Szifron understands that a short can eschew lessons learned in favor of a tougher morality, and leave the audience more uncomfortable than they necessarily will accept in a feature. "La Propuesta" ("The Proposal") is near-sociopathic in its depiction of a family and the authorities coming together to cover up a double homicide, but its resolution is astoundingly bleak. By contrast, closer "Hasta que la muerte nos separe" ("Until Death Do Us Part") shines as an oddly romantic take on wedded bliss, with Érica Rivas blazing as a bride shunned.

By contrast, by-the-numbers low-budget horror The Poltergeist of Borley Forest is another riff on the classic trope of ghosts pestering teenage girls. Renamed from You Will Love Me to reference Borley Rectory (according to legend, the most haunted place in Britain), it transfers the spooky activities to Tampa Bay. Paige Pritchard (Marina Petrano) is the standard teen with the standard issues, pursued by a monstrous spirit with family issues. It doesn't have the lightning in a bottle verve of breakout success It Follows, but its definitely caught some pretty bright fireflies in its mason jar. Pertrano has a low-key feisty charm as the plagued Paige, while Chris Ingle clearly relishes the part of her exasperated brother Tommy.

Unfortunately, some low production values, uneven supporting performances that flit from cartoonish to barely conscious, and a sluggardly edit, drag it down. That said, a gung-ho optimism pervades the DIY production, and gives it a little more spirit than a lot of similar rack 'em, stack 'em productions.

Speaking of going to a dry well one more time: Last year, Scream! Factory put out the perennially controversial and highly subversive slasher Sleepaway Camp. Now, unsurprisingly, they're sneaking the sequels – Sleepaway Camp II: Unhappy Campers and Sleepaway Camp III: Teenage Wasteland – into peoples' homes.

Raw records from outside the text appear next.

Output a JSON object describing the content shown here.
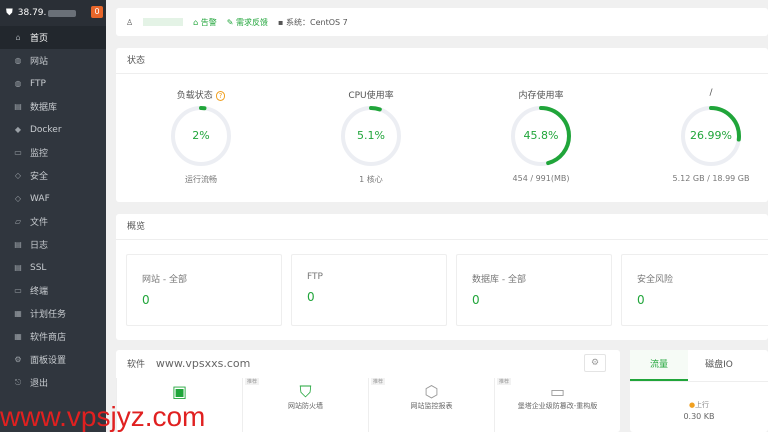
{
  "sidebar": {
    "server_ip": "38.79.",
    "notification_count": "0",
    "items": [
      {
        "label": "首页",
        "icon": "home-icon"
      },
      {
        "label": "网站",
        "icon": "globe-icon"
      },
      {
        "label": "FTP",
        "icon": "ftp-icon"
      },
      {
        "label": "数据库",
        "icon": "database-icon"
      },
      {
        "label": "Docker",
        "icon": "docker-icon"
      },
      {
        "label": "监控",
        "icon": "monitor-icon"
      },
      {
        "label": "安全",
        "icon": "shield-icon"
      },
      {
        "label": "WAF",
        "icon": "waf-icon"
      },
      {
        "label": "文件",
        "icon": "folder-icon"
      },
      {
        "label": "日志",
        "icon": "log-icon"
      },
      {
        "label": "SSL",
        "icon": "ssl-icon"
      },
      {
        "label": "终端",
        "icon": "terminal-icon"
      },
      {
        "label": "计划任务",
        "icon": "calendar-icon"
      },
      {
        "label": "软件商店",
        "icon": "grid-icon"
      },
      {
        "label": "面板设置",
        "icon": "gear-icon"
      },
      {
        "label": "退出",
        "icon": "logout-icon"
      }
    ]
  },
  "header": {
    "alert": "告警",
    "feedback": "需求反馈",
    "system": "系统：CentOS 7"
  },
  "status": {
    "title": "状态",
    "gauges": [
      {
        "label": "负载状态",
        "value": "2%",
        "percent": 2,
        "sub": "运行流畅"
      },
      {
        "label": "CPU使用率",
        "value": "5.1%",
        "percent": 5.1,
        "sub": "1 核心"
      },
      {
        "label": "内存使用率",
        "value": "45.8%",
        "percent": 45.8,
        "sub": "454 / 991(MB)"
      },
      {
        "label": "/",
        "value": "26.99%",
        "percent": 26.99,
        "sub": "5.12 GB / 18.99 GB"
      }
    ]
  },
  "overview": {
    "title": "概览",
    "items": [
      {
        "label": "网站 - 全部",
        "value": "0"
      },
      {
        "label": "FTP",
        "value": "0"
      },
      {
        "label": "数据库 - 全部",
        "value": "0"
      },
      {
        "label": "安全风险",
        "value": "0"
      }
    ]
  },
  "software": {
    "title": "软件",
    "site": "www.vpsxxs.com",
    "tag": "推荐",
    "items": [
      {
        "label": ""
      },
      {
        "label": "网站防火墙"
      },
      {
        "label": "网站监控报表"
      },
      {
        "label": "堡塔企业级防篡改-重构版"
      }
    ]
  },
  "traffic": {
    "tabs": [
      "流量",
      "磁盘IO"
    ],
    "up_label": "上行",
    "up_value": "0.30 KB"
  },
  "watermark": "www.vpsjyz.com",
  "colors": {
    "accent": "#20a53a",
    "sidebar": "#30363e",
    "badge": "#e8662a"
  }
}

Mild-mannered camp survivor Angela (Pamela Springsteen, replacing Felissa Rose) walked out of the original's now-legendary end as a catatonic mess. Now she's back in the worst possible job: camp counselor. Minor infractions will not be tolerated, as she bludgeons, slices and … whatever the term is for killing someone with an outhouse full of leeches is.

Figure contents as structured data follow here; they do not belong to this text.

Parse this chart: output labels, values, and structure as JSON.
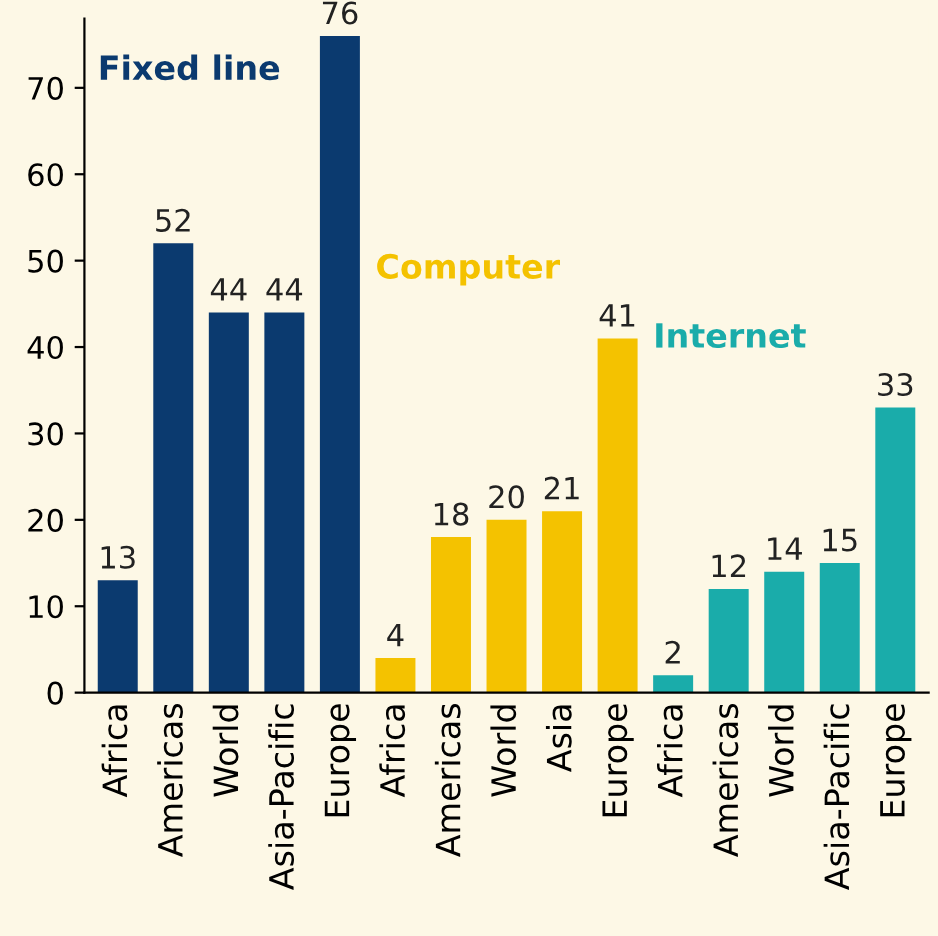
{
  "chart_data": {
    "type": "bar",
    "categories": [
      "Africa",
      "Americas",
      "World",
      "Asia-Pacific",
      "Europe",
      "Africa",
      "Americas",
      "World",
      "Asia",
      "Europe",
      "Africa",
      "Americas",
      "World",
      "Asia-Pacific",
      "Europe"
    ],
    "series": [
      {
        "name": "Fixed line",
        "color": "#0b3a6f",
        "values": [
          13,
          52,
          44,
          44,
          76,
          null,
          null,
          null,
          null,
          null,
          null,
          null,
          null,
          null,
          null
        ]
      },
      {
        "name": "Computer",
        "color": "#f4c200",
        "values": [
          null,
          null,
          null,
          null,
          null,
          4,
          18,
          20,
          21,
          41,
          null,
          null,
          null,
          null,
          null
        ]
      },
      {
        "name": "Internet",
        "color": "#1aacaa",
        "values": [
          null,
          null,
          null,
          null,
          null,
          null,
          null,
          null,
          null,
          null,
          2,
          12,
          14,
          15,
          33
        ]
      }
    ],
    "ylim": [
      0,
      78
    ],
    "yticks": [
      0,
      10,
      20,
      30,
      40,
      50,
      60,
      70
    ],
    "data_labels": true,
    "grid": false,
    "legend": false
  }
}
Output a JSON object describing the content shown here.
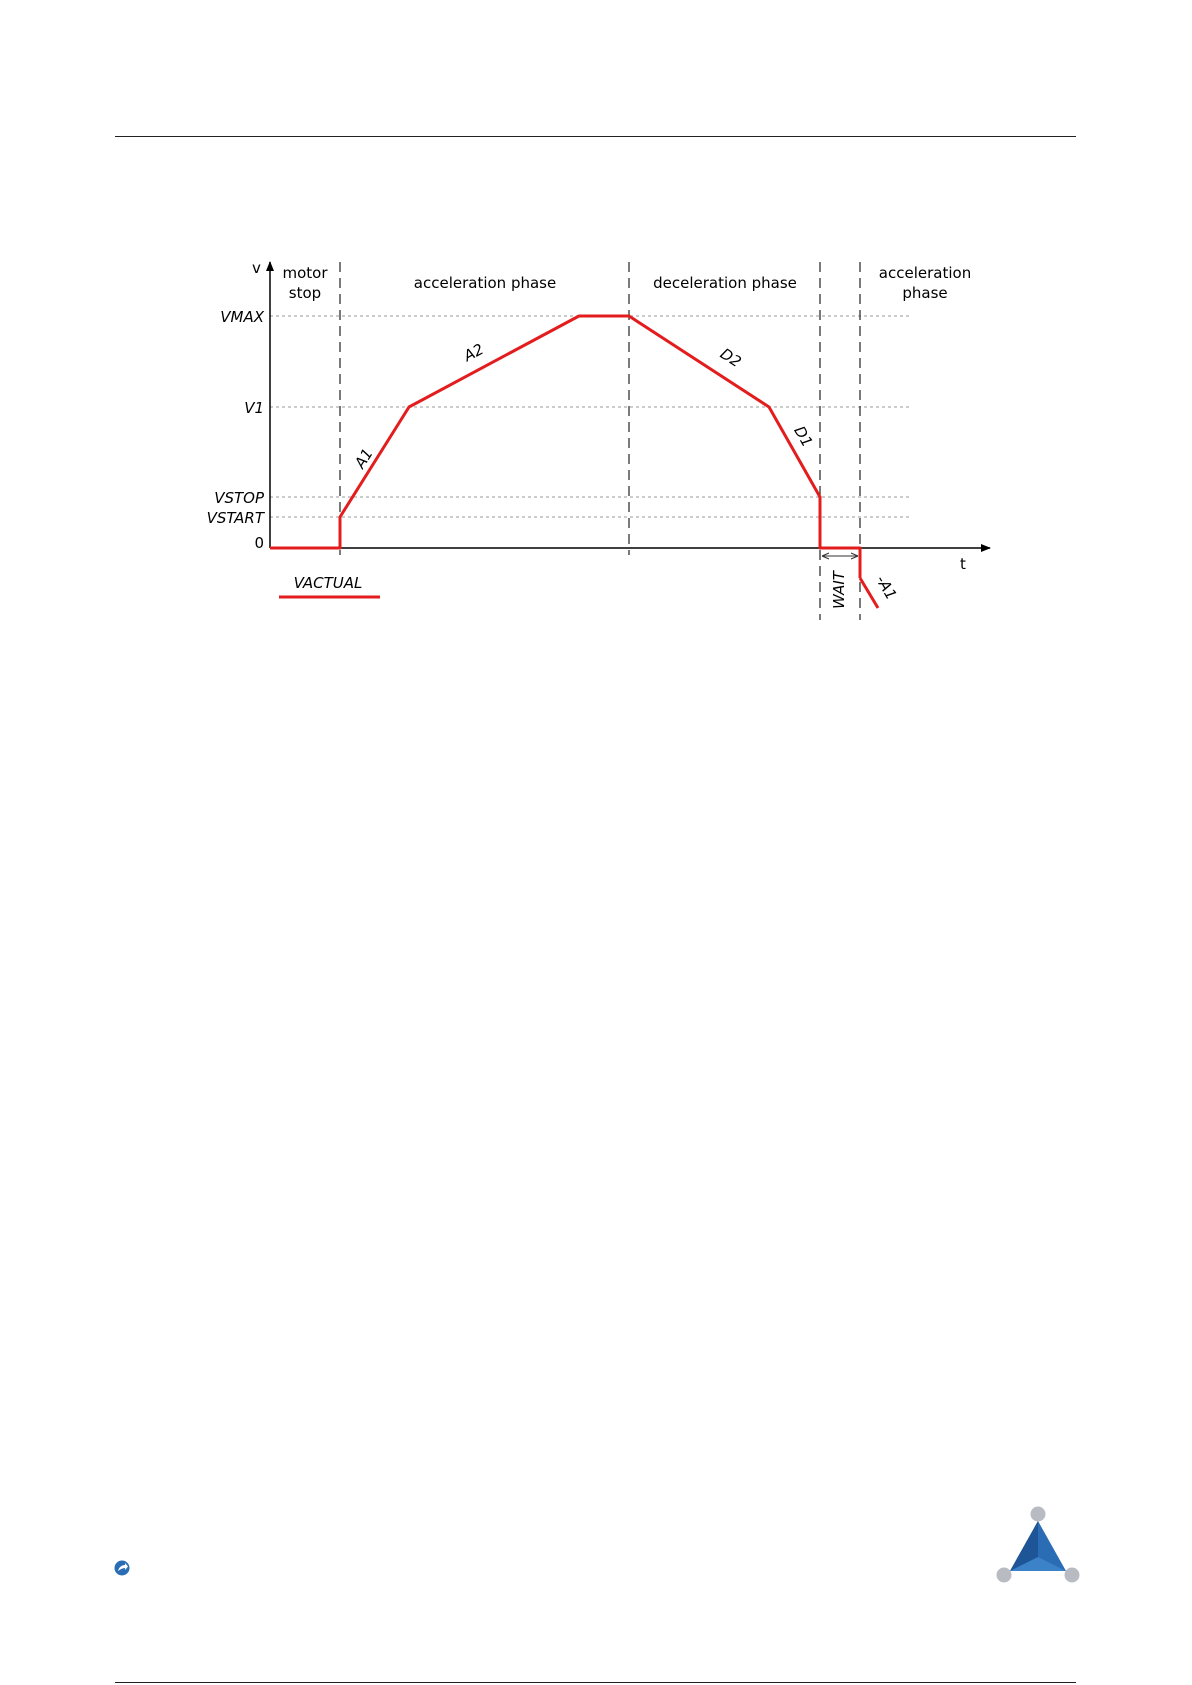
{
  "diagram": {
    "y_axis_label": "v",
    "x_axis_label": "t",
    "levels": {
      "vmax": "VMAX",
      "v1": "V1",
      "vstop": "VSTOP",
      "vstart": "VSTART",
      "zero": "0"
    },
    "phases": {
      "motor_stop_line1": "motor",
      "motor_stop_line2": "stop",
      "acceleration": "acceleration phase",
      "deceleration": "deceleration phase",
      "acceleration2_line1": "acceleration",
      "acceleration2_line2": "phase"
    },
    "segments": {
      "a1": "A1",
      "a2": "A2",
      "d2": "D2",
      "d1": "D1",
      "neg_a1": "-A1",
      "wait": "WAIT"
    },
    "legend": {
      "vactual": "VACTUAL"
    },
    "colors": {
      "curve": "#e31d1d",
      "grid": "#9a9a9a",
      "logo_blue": "#2a6db5",
      "logo_grey": "#b8bcc2"
    }
  }
}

It took Freddie Krueger a few movies to become a joke-spouting pastiche of himself. Sleepaway Camp hits that silly stride in the first sequel. The producers embrace its second-tier meta-slasher weirdness, so much so that series creator Robert Hiltzik disowned it (see "DVDanger: Robert Hiltzik on Sleepaway Camp"). Replacement director Michael A. Simpson throws in more mandatory post-Porkies camp movie toplessness, plus overt fourth-wall busting nods as two doomed young hooligans dressed as Freddie and Jason come to a grisly end at the hands of Angela in full-blown Leatherface mode.

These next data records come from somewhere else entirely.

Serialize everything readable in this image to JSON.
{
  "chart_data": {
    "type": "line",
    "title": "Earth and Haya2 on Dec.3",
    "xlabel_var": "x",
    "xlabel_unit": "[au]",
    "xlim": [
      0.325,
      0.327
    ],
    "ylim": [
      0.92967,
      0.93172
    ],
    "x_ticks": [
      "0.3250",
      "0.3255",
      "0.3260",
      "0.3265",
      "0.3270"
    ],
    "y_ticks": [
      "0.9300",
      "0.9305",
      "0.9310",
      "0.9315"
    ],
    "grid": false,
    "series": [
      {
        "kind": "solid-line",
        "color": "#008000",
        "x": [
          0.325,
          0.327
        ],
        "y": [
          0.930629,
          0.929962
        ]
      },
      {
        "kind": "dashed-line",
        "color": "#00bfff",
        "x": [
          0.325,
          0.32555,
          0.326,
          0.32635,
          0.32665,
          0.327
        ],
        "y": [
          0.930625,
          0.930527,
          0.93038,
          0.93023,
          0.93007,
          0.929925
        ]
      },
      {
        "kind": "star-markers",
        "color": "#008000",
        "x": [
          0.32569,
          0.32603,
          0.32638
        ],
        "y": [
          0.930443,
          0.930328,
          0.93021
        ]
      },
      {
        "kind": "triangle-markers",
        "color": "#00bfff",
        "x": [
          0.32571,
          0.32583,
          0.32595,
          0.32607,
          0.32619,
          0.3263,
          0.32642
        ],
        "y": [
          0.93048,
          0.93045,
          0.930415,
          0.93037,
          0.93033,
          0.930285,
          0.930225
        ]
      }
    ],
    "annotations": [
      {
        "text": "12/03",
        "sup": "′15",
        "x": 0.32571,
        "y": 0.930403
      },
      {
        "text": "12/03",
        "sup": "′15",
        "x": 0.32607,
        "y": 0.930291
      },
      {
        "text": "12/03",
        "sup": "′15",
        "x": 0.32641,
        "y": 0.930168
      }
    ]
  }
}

Part III gets sillier, with Angela returning to Rolling Hills (now renamed New Horizons) hiding under a bad wig. This time, Simpson throws in some rich kid/poor kid rivalries for fake social commentary, but it's just cheesy. III is an apt sequel to II, but John Waters did it better less than a decade later in Serial Mom.


Monsters: Dark Continent (Anchor Bay) and Wild Tales (Sony) are available on DVD and Blu-ray now.

Asmodexia (IFC Midnight) and The Poltergeist of Borley Forest (Image Entertainment) are available on DVD now.

Sleepaway Camp II: Unhappy Campers and Sleepaway Camp III: Teenage Wasteland (Scream! Factory) are available now on DVD/Blu-ray combo pack.